Tuesday, 20 July 2010

Time for tough questions on Afghanistan

Afghanistan is high on the corruption index and, according to the BBC News yesterday at 20:20 BST, corruption is a growing problem.  It seems that the UK Government has planned to spend £175 million pounds a year in aid.  How much will reach the right destination?

There are only about 48% of the Afghan children in primary schools.  Are we expected to pay for the education of Afghan children?  It may be better than spending it on military hardware.  Should not more money go to wives and children of our dead soldiers who have died in the tragic conflict?  Money is really needed in our schools.  We have lost too many highly trained army personnel.  In human resource terms this war has been a disaster, with fine servicemen dying, it seems, daily at this present time.

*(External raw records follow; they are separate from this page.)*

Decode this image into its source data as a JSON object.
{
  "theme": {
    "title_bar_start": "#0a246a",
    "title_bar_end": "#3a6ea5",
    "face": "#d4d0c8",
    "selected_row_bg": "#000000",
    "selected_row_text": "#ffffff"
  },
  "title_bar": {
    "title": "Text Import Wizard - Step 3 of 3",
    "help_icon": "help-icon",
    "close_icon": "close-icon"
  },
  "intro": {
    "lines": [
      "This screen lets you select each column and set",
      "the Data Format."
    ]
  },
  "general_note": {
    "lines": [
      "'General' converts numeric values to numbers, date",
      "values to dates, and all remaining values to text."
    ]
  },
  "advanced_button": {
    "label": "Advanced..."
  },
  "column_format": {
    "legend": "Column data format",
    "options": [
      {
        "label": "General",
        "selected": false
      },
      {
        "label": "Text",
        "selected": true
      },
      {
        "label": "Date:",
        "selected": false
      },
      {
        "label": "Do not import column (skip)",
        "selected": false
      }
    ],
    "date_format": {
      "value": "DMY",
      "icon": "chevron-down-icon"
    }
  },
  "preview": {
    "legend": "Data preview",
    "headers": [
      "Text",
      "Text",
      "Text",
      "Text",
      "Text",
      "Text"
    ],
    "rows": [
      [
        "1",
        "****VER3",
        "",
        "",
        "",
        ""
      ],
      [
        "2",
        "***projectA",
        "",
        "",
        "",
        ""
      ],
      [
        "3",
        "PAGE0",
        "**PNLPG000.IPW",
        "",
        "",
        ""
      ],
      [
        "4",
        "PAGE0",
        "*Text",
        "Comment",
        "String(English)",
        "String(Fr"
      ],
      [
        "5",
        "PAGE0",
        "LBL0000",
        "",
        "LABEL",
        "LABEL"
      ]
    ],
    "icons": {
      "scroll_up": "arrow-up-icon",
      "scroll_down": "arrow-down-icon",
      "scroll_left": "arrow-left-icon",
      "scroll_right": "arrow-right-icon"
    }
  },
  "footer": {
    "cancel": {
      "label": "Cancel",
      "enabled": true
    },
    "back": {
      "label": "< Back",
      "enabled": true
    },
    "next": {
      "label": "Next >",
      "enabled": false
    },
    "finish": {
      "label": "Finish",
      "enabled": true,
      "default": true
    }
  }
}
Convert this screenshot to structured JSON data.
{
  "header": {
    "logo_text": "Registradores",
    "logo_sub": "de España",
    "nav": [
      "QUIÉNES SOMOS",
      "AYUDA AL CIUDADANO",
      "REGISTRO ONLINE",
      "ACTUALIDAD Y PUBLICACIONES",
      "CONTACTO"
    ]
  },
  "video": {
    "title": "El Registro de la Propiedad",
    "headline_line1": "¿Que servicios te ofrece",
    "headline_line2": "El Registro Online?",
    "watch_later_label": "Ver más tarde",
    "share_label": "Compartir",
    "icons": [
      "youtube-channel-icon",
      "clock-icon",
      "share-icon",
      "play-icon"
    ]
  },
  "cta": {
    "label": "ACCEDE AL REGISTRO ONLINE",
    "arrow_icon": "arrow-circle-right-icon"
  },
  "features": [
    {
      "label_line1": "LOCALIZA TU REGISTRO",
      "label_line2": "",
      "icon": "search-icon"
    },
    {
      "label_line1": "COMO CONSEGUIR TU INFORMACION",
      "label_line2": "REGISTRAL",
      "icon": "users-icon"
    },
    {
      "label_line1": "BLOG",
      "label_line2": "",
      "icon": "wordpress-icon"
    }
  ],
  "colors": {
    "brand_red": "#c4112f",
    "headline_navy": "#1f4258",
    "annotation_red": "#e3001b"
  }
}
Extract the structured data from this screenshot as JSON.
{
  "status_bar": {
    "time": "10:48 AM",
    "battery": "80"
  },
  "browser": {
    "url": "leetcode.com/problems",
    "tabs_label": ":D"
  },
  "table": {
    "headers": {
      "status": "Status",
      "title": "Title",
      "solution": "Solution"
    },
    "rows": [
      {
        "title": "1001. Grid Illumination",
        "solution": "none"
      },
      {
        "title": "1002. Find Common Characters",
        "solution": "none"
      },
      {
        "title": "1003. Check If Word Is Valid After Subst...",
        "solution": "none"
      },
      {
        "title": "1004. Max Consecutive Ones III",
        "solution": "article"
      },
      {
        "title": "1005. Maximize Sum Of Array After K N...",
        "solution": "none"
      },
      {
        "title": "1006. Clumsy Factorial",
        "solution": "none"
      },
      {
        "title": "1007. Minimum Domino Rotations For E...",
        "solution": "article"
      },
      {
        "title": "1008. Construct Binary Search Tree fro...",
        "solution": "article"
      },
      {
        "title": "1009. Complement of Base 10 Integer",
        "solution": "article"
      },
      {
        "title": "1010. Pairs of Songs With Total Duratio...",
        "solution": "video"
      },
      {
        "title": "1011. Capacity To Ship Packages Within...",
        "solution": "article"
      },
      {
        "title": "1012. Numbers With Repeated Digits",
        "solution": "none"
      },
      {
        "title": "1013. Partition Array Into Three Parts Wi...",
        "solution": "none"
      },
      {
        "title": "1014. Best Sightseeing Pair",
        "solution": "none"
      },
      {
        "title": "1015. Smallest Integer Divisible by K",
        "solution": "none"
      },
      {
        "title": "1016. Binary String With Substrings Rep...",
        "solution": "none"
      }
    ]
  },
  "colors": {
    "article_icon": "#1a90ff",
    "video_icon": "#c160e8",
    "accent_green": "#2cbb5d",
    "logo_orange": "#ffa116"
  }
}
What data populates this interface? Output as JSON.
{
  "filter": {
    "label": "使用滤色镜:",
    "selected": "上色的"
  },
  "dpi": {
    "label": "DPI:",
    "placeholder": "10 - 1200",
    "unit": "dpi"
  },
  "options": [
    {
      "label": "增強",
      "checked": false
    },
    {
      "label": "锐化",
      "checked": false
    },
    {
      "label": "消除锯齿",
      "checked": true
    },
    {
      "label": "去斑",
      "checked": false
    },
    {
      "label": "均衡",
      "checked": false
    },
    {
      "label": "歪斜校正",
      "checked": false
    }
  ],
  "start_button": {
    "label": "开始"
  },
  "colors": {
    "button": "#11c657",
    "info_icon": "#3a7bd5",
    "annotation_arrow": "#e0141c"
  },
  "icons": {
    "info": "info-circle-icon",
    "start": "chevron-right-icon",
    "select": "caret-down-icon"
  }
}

Woeful!

Does not charity begin at home?  Can we afford to support such a corrupt country where we are not wanted and certaintly not appreciated in tribal areas?  And now there is talk of deals and negotiations with the Taliban and other groups.  They will be laughing all the way to the banks or where their money is deposited.  They will play things out so that when we leave then they will claim a mighty victory.  

Why do we have to spend so much money, sacrifice so many lives and put up with the bribery and corruption?  For what?  A special hold on a significant and strategic area? For reasons of power balancing and long term objectives?  This Government should be looking after its own people, their education and their future.  Let the Muslim community who are very rich, sometimes though oil revenues, put the money into education in Afghanistan rather than premiership football and playboy pursuits. Why does it have to be us who foot the bill and see too many young lives wasted and wounded by this quagmire, this mess, this awful Afghanistan project. Let us leave and  let the people of Afghanistan, with Muslim aid, live their way.

1 comment:

Johli Baptist said...

British soldiers are dying, it seems, on a daily basis. How will the public endure the sight of funeral processions through Wooton Bassett and the arrival of dead bodies on transport aircraft. The end will come; we need to review the situation and count the cost.